The scientists see the work presented in their newPNASstudy--"A scalable pipeline for designing reconfigurable organisms,"--as one step in applying insights about this bioelectric code to both biology and computer science. "What actually determines the anatomy towards which cells cooperate?" Levin asks. "You look at the cells we've been building our xenobots with, and, genomically, they're frogs. It's 100% frog DNA--but these are not frogs. Then you ask, well, what else are these cells capable of building?"
"As we've shown, these frog cells can be coaxed to make interesting living forms that are completely different from what their default anatomy would be," says Levin. He and the other scientists in the UVM and Tufts team--with support from DARPA's Lifelong Learning Machines program and the National Science Foundation-- believe that building the xenobots is a small step toward cracking what he calls the "morphogenetic code," providing a deeper view of the overall way organisms are organized--and how they compute and store information based on their histories and environment.
FUTURE SHOCKS
Many people worry about the implications of rapid technological change and complex biological manipulations. "That fear is not unreasonable," Levin says. "When we start to mess around with complex systems that we don't understand, we're going to get unintended consequences." A lot of complex systems, like an ant colony, begin with a simple unit--an ant--from which it would be impossible to predict the shape of their colony or how they can build bridges over water with their interlinked bodies.
"If humanity is going to survive into the future, we need to better understand how complex properties, somehow, emerge from simple rules," says Levin.
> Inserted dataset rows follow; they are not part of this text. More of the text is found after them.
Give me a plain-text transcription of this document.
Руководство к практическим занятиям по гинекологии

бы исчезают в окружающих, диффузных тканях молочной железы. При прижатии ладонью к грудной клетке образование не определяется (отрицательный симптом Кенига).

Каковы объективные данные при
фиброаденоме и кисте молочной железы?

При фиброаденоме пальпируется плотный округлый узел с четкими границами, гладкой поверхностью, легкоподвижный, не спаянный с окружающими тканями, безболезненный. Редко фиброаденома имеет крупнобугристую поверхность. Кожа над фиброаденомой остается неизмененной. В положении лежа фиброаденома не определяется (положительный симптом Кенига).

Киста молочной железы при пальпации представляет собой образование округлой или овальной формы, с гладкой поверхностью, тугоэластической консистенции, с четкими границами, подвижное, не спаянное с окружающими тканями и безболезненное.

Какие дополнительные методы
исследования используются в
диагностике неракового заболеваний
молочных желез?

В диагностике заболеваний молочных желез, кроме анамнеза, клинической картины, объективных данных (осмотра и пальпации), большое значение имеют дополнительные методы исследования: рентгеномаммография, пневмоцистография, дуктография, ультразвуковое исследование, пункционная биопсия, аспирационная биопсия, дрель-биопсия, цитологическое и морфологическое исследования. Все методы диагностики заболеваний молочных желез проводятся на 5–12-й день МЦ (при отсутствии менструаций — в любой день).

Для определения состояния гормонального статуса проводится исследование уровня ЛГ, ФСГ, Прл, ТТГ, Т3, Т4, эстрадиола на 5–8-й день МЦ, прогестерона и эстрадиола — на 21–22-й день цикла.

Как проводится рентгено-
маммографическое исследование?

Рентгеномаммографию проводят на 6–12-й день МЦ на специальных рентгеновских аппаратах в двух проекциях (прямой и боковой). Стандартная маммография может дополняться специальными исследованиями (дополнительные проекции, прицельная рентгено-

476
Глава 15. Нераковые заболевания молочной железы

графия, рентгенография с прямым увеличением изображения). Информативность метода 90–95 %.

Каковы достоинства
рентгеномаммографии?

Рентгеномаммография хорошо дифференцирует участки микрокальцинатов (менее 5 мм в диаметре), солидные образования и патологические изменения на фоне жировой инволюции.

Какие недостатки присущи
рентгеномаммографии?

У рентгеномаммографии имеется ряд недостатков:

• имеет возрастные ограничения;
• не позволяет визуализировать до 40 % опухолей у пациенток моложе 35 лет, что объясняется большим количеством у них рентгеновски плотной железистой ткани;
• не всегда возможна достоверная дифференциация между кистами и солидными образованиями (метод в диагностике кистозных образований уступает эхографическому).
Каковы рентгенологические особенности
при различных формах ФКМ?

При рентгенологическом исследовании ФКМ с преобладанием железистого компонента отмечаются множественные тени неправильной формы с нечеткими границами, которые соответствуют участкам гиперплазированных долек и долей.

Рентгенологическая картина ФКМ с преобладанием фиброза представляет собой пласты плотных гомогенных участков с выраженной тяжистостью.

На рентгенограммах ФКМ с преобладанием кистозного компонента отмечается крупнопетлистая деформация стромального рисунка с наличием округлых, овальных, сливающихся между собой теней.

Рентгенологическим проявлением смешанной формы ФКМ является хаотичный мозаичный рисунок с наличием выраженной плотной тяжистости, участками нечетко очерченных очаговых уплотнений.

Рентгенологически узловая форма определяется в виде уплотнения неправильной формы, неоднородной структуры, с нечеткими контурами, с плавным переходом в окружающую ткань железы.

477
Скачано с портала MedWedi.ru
Much of science is focused on "controlling the low-level rules. We also need to understand the high-level rules," he says. "If you wanted an anthill with two chimneys instead of one, how do you modify the ants? We'd have no idea."
"I think it's an absolute necessity for society going forward to get a better handle on systems where the outcome is very complex," Levin says. "A first step towards doing that is to explore: how do living systems decide what an overall behavior should be and how do we manipulate the pieces to get the behaviors we want?"
In other words, "this study is a direct contribution to getting a handle on what people are afraid of, which is unintended consequences," Levin says--whether in the rapid arrival of self-driving cars, changing gene drives to wipe out whole lineages of viruses, or the many other complex and autonomous systems that will increasingly shape the human experience.
"There's all of this innate creativity in life," says UVM's Josh Bongard. "We want to understand that more deeply--and how we can direct and push it toward new forms."